The budget, in contrast has, however decreed increase of tax on dividend to 15 per cent from 12.5pc while ignoring the issue of tax on bonus shares.

Arif Habib, former chairman of KSE (now PSX) commented that for the capital market the budget proposals were not entirely negative or positive, but a mixture of both. “While the government had provided certain incentives for the growth of the market, those were also diluted by some other measures that were less than encouraging”.

He elaborated that the reduction in corporate tax rate by 1pc for non-banking companies to 30pc from 31pc, though on course, was nonetheless encouraging. “However, the equalisation of borrowings by the government with the amount of PSDP—Rs1,001bn—appears to give a sense that it would be applied for development and none of it for current expenditure,” he said.

Relating to the all-important CGT, the budget has abolished the concept of holding period slabs. The tax would be levied at flat rate of 15pc, while super tax has been extended at the prevailing 4pc for banks and 3pc for companies. PSX had proposed CGT at 8pc for holding between six to 12 months and 10pc for less than six months.

Some proposals of PSX have been partially accepted. Tax credit to new companies listed on the PSX has been extended to four years from two years, where credit of 20pc is available for the first two years while 10pc credit is made available for the next two years.
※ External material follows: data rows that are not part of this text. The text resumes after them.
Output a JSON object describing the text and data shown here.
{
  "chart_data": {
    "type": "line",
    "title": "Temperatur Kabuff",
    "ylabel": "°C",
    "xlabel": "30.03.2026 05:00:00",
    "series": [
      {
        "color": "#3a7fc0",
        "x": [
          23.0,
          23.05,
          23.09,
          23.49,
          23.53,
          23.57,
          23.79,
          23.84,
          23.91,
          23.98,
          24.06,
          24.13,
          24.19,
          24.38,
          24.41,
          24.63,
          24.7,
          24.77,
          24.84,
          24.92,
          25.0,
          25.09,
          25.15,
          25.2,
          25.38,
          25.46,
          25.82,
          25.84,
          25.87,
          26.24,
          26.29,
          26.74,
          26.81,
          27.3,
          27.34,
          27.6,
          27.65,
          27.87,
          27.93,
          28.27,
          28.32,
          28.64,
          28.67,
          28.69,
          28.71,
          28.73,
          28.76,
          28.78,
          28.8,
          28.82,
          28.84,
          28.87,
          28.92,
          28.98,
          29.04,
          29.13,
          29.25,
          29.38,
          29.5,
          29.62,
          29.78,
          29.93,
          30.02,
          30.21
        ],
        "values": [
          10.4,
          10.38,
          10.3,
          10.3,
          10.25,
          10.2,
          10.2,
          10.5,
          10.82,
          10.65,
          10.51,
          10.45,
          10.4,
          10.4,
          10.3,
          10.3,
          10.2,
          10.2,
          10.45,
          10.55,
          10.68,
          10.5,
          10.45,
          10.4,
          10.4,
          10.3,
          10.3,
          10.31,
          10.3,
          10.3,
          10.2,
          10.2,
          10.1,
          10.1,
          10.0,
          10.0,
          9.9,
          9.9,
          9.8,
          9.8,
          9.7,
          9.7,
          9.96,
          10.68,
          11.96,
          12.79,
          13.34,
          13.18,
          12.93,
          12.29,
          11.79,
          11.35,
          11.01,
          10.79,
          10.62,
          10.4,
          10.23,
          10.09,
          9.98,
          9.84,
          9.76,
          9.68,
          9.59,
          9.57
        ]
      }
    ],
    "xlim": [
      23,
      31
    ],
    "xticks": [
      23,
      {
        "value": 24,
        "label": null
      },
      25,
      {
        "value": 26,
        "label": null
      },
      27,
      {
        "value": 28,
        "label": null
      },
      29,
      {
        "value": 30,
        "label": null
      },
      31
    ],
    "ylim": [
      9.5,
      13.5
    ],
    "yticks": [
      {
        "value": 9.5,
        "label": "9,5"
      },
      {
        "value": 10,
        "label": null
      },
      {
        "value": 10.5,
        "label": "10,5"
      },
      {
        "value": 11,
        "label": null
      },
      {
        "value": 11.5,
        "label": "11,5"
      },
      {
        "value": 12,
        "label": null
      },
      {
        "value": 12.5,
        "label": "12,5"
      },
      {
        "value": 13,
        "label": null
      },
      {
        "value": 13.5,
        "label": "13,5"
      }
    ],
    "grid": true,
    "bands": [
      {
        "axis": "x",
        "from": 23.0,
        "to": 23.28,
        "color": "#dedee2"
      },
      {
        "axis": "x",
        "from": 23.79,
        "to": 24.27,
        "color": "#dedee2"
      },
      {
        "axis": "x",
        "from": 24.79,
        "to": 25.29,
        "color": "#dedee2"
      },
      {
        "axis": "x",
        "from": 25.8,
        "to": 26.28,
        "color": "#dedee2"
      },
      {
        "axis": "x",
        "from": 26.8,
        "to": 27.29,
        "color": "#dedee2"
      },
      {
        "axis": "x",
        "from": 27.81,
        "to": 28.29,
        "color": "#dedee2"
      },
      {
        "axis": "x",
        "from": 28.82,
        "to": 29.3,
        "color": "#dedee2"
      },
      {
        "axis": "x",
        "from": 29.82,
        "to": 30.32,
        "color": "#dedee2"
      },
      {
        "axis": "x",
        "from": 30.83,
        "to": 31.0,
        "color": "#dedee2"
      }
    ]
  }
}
PSX had asked for tax credit up-to-five years from the tax year in which company is listed.

Some proposals that were set aside included reduced rate of tax at 20pc on small and medium sized enterprises to pull them up for listings and the rationalisation of taxation regime for brokers. Minimum tax rate on turnover has been increased from 1pc of turnover to 1.25pc.

Muhammad Sohail, CEO Topline Securities said that contrary to expectations, the budget had little to offer to the capital market. At first sight the impact on sectors, he thought would be positive for the fertiliser sector as sales tax on DAP was reduced to Rs100, from Rs400.

There were also some positive implications for the IT/telecom and autos. It looked to be negative for cements and tobacco, neutral to positive for oil marketing companies and neutral for steel and textiles.